Luego el cambio es posible, tal y como afirma el eslogan de Arenas. Pero a diferencia del estatismo, que está cerrado, el cambio no es único e insinúa diversas posibilidades: no hay cambio, sino cambios. El príncipe puede besar a la princesa en la mejilla o los labios, puede darle un achuchón o incluso morderla. Al despertar de su hechizo, los súbditos del reino pueden derrumbarse sin más, salir a correr o seguir realizando sus tareas igual que antes del lapso que los redujo a maniquíes. Yo también creo que el cambio es deseable, porque lo que no se mueve cría polvo y se anquilosa, pero no cualquier cambio. Mi esperanza, no siento empacho en confesarlo, es Izquierda Unida: no es que me vuelvan loco los tupés de Valderas ni las barbas homéricas de Sánchez Gordillo, pero si hay que cambiar, y sí que hay, que sea de ese modo.
El cambio puede significar el término de un régimen de compadreos y maniobras bajo cuerda, de una gestión salchichera que el tiempo ha deteriorado sin remedio y que se parece más y más a la administración tramposa de un club deportivo de categoría regional. Cambio, está bien. Pero no cambio bajo la forma de mandar a la basura los logros acumulados durante décadas de esfuerzo, no vale el cambio si vamos al despido libre y al destrozo de la sanidad pública y al aniquilamiento de la educación, por no hablar de otras garantías sociales.

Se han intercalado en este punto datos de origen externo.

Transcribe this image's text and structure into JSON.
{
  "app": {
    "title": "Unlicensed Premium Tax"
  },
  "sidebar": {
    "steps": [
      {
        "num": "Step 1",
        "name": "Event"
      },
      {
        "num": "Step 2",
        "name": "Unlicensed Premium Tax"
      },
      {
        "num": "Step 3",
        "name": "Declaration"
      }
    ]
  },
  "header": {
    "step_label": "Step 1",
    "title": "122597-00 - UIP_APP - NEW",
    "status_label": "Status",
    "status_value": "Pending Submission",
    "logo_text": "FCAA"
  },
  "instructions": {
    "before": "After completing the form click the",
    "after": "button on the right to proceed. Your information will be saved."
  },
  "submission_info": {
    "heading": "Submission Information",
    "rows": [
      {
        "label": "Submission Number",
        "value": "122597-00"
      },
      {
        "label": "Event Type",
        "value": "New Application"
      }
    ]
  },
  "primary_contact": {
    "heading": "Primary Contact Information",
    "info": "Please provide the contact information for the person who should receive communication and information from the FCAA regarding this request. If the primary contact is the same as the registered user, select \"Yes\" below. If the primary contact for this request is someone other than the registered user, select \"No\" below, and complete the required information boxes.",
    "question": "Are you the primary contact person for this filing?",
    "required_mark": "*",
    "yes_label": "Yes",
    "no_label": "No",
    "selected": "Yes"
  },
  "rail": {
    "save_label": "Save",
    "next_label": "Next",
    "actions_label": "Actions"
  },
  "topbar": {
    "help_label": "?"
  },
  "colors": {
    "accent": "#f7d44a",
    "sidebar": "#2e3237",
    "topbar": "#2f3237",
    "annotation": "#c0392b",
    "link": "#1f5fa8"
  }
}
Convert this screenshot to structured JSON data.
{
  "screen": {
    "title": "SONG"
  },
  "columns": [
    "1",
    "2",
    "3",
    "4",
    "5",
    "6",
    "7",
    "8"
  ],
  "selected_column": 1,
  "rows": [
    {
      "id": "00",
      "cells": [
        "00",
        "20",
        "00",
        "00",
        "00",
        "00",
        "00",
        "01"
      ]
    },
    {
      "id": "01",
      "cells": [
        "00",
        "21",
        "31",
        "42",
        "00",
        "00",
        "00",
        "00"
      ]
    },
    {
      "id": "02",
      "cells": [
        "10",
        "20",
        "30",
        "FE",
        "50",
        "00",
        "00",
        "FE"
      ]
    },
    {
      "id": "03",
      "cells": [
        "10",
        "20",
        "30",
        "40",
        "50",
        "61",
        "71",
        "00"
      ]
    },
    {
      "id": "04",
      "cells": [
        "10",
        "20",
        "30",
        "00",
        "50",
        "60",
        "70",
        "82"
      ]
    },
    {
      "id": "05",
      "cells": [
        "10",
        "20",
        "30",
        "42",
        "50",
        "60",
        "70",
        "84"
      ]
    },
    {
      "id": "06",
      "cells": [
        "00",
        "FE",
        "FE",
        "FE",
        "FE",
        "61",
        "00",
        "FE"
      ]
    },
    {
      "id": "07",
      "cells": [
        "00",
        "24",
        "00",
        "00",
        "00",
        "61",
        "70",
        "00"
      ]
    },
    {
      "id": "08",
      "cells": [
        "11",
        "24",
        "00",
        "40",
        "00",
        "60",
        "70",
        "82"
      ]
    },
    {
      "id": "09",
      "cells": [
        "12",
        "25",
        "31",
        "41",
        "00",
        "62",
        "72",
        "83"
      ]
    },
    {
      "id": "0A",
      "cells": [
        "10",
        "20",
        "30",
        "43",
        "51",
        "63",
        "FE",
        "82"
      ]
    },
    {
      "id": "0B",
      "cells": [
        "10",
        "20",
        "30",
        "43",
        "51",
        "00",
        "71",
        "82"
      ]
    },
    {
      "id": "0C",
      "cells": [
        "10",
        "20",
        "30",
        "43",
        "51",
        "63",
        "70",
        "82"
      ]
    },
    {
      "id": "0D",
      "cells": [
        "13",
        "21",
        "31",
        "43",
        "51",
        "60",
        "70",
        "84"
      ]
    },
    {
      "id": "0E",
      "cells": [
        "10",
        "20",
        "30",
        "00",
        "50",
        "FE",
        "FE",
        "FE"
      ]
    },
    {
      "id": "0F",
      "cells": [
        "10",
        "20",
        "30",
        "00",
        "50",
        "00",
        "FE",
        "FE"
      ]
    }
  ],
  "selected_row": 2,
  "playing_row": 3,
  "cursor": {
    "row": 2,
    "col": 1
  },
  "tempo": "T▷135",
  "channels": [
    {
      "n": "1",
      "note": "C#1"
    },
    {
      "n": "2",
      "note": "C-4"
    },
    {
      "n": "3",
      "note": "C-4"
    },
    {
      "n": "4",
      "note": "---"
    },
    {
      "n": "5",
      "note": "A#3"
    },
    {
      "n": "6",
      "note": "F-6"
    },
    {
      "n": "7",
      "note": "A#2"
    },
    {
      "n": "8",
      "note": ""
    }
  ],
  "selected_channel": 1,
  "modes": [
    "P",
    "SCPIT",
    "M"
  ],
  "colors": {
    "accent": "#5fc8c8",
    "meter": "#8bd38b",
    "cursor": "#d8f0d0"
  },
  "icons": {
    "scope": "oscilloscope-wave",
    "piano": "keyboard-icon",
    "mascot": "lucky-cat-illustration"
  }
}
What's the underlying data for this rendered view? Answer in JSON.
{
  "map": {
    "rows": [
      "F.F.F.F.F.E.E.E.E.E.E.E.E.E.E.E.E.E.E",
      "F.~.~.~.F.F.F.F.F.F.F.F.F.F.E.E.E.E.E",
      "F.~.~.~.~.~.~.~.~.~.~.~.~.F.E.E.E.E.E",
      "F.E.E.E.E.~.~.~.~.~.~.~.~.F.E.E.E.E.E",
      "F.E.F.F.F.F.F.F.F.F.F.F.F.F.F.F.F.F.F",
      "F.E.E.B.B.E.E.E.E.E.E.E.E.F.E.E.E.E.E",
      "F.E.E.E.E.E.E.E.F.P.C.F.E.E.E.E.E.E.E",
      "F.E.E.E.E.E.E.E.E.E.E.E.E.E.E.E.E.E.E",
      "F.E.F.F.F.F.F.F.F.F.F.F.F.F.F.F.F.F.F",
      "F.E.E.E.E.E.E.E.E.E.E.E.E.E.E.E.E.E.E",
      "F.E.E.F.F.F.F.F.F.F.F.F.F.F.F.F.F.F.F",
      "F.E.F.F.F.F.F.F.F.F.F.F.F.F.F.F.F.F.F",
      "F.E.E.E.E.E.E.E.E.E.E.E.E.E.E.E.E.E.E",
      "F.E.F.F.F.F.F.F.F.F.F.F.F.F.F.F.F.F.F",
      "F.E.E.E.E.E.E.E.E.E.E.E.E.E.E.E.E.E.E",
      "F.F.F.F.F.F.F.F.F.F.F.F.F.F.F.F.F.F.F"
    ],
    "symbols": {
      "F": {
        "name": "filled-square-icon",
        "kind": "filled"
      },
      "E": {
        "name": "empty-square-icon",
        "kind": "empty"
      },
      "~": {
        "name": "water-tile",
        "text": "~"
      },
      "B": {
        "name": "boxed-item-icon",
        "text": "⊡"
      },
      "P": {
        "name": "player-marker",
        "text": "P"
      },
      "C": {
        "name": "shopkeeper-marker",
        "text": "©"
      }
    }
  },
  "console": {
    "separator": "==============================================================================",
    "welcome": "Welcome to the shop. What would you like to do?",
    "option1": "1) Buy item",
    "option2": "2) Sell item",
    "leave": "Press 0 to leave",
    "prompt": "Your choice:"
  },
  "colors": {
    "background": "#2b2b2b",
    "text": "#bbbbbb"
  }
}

Por tanto, lo único que se me ocurre es un reducto de diputados, dicen que diez a lo sumo, que sirvan un poco para contrapesar las estulticias del pasado y que vigilen para que la princesa no se vuelva a dormir. Lo otro es que el príncipe entre en el palacio con la espada en alto y el caballo encabritado por las espuelas y la emprenda a mandobles con todo lo que encuentre en su camino, sin respetar los tapices, las armaduras ni esos muebles venerables que tanto costó encolar.
No, yo no quiero príncipes azules: los prefiero rojos, rojos del todo.